Overheard....
File under "S" for scintillating.
Shop Girl 1: I'm hungry. Wanna order something?
Shop Girl 2: Sure. What do you feel like?
SG 1: Pizza?
SG 2: I don't know. Maybe. Dominos?
SG 1: There's the Yellow Pages. You calling?
SG 2: Okay. Hmmm, Dominos doesn't deliver before 11 am? Even ON SATURDAY??
SG 1: Weird.
SG 2: They should be open all day Saturday. Really early.
SG 1: Yeah.
SG 2: Hey, there's an ad for hypnosis in the middle of the pizza ads. HA HA HA.
SG 1: Um....
SG 2: That's so funny!
SG 1: How 'bout Pizza Hut?
SG 2: Ugh! Too salty. Taste like they poured a cup of salt on top.
SG 1: I could really go for Chicken Chow Mein.

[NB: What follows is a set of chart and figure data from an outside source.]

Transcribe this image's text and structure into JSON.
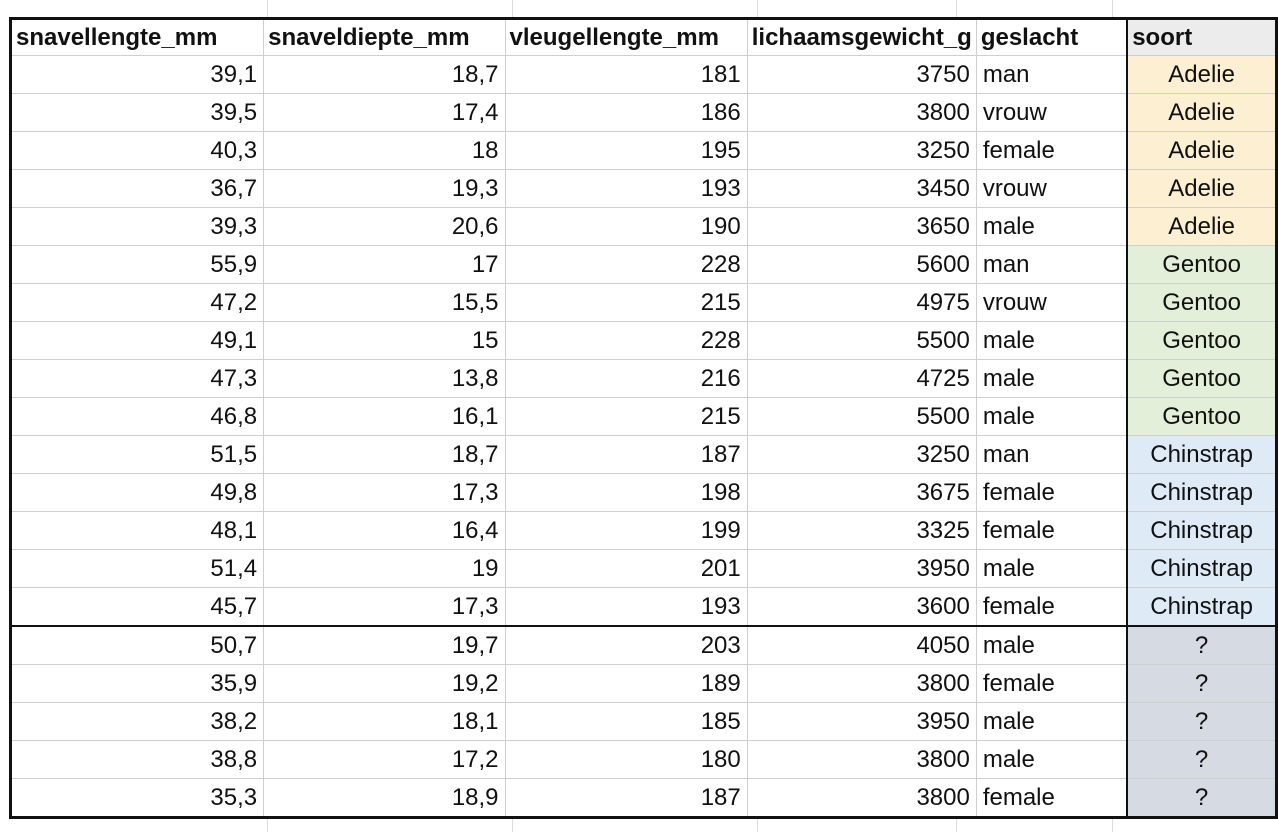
{
  "table": {
    "header": [
      "snavellengte_mm",
      "snaveldiepte_mm",
      "vleugellengte_mm",
      "lichaamsgewicht_g",
      "geslacht",
      "soort"
    ],
    "rows": [
      [
        "39,1",
        "18,7",
        "181",
        "3750",
        "man",
        "Adelie"
      ],
      [
        "39,5",
        "17,4",
        "186",
        "3800",
        "vrouw",
        "Adelie"
      ],
      [
        "40,3",
        "18",
        "195",
        "3250",
        "female",
        "Adelie"
      ],
      [
        "36,7",
        "19,3",
        "193",
        "3450",
        "vrouw",
        "Adelie"
      ],
      [
        "39,3",
        "20,6",
        "190",
        "3650",
        "male",
        "Adelie"
      ],
      [
        "55,9",
        "17",
        "228",
        "5600",
        "man",
        "Gentoo"
      ],
      [
        "47,2",
        "15,5",
        "215",
        "4975",
        "vrouw",
        "Gentoo"
      ],
      [
        "49,1",
        "15",
        "228",
        "5500",
        "male",
        "Gentoo"
      ],
      [
        "47,3",
        "13,8",
        "216",
        "4725",
        "male",
        "Gentoo"
      ],
      [
        "46,8",
        "16,1",
        "215",
        "5500",
        "male",
        "Gentoo"
      ],
      [
        "51,5",
        "18,7",
        "187",
        "3250",
        "man",
        "Chinstrap"
      ],
      [
        "49,8",
        "17,3",
        "198",
        "3675",
        "female",
        "Chinstrap"
      ],
      [
        "48,1",
        "16,4",
        "199",
        "3325",
        "female",
        "Chinstrap"
      ],
      [
        "51,4",
        "19",
        "201",
        "3950",
        "male",
        "Chinstrap"
      ],
      [
        "45,7",
        "17,3",
        "193",
        "3600",
        "female",
        "Chinstrap"
      ],
      [
        "50,7",
        "19,7",
        "203",
        "4050",
        "male",
        "?"
      ],
      [
        "35,9",
        "19,2",
        "189",
        "3800",
        "female",
        "?"
      ],
      [
        "38,2",
        "18,1",
        "185",
        "3950",
        "male",
        "?"
      ],
      [
        "38,8",
        "17,2",
        "180",
        "3800",
        "male",
        "?"
      ],
      [
        "35,3",
        "18,9",
        "187",
        "3800",
        "female",
        "?"
      ]
    ]
  }
}
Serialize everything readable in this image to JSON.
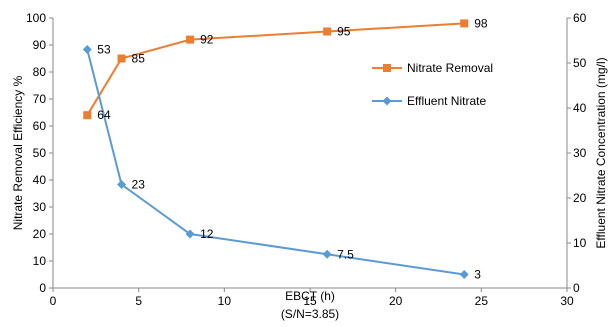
{
  "chart_data": {
    "type": "line",
    "xlabel": "EBCT (h)",
    "xlabel_sub": "(S/N=3.85)",
    "ylabel_left": "Nitrate Removal Efficiency %",
    "ylabel_right": "Effluent Nitrate Concentration (mg/l)",
    "xlim": [
      0,
      30
    ],
    "ylim_left": [
      0,
      100
    ],
    "ylim_right": [
      0,
      60
    ],
    "x_ticks": [
      "0",
      "5",
      "10",
      "15",
      "20",
      "25",
      "30"
    ],
    "y_left_ticks": [
      "0",
      "10",
      "20",
      "30",
      "40",
      "50",
      "60",
      "70",
      "80",
      "90",
      "100"
    ],
    "y_right_ticks": [
      "0",
      "10",
      "20",
      "30",
      "40",
      "50",
      "60"
    ],
    "grid": false,
    "legend_position": "right, inside plot",
    "series": [
      {
        "name": "Nitrate Removal",
        "axis": "left",
        "color": "#ED7D31",
        "marker": "square",
        "x": [
          2,
          4,
          8,
          16,
          24
        ],
        "values": [
          64,
          85,
          92,
          95,
          98
        ],
        "labels": [
          "64",
          "85",
          "92",
          "95",
          "98"
        ]
      },
      {
        "name": "Effluent Nitrate",
        "axis": "right",
        "color": "#5B9BD5",
        "marker": "diamond",
        "x": [
          2,
          4,
          8,
          16,
          24
        ],
        "values": [
          53,
          23,
          12,
          7.5,
          3
        ],
        "labels": [
          "53",
          "23",
          "12",
          "7.5",
          "3"
        ]
      }
    ]
  }
}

SG 2: No. I can't eat that. Too much MSG. I always get sick.
SG 1: Really.
SG 2: Yes. The first time I ate it, I got sick. The second time I ate that, I got sick.
SG 1: Hmmm.
SG 2: Yeah. I hadn't eaten all day and then I ate it and then I got sick. I got a headache and my eyes went all glassy.
SG 1: Wow. Pita?
SG 2: NO. Oh no, they gave me food that wasn't cooked all the way last time. And then the next time I went there they gave me raw food again.
SG 1: Oh.
SG 2: You could get salmonella.
SG 1: I guess.
SG 2: Besides, they are putting less and less stuff in their pitas. Ha ha ha.
SG 1: The deli? They have those egg rolls.
SG 2: NO.WAY!
SG 1: You don't like those?
SG 2: They are just big grease balls. I can't eat those.
SG 1: Quiche?
SG 2: What??
SG 1: You know, QUICHE.
SG 2: ...
SG 1: Those things? With the bread?
SG 2: ...
2 Comments:
How did you transcribe the conversation so quickly?
By Anonymous, at 2/22/2007 09:05:00 a.m.
It was such a riveting conversation that it lodged it's self in my brain where it played on continuous loop until I spilled it here....the only sure way to silence it was to blog.
By Fabricated Goddess, at 2/22/2007 04:21:00 p.m.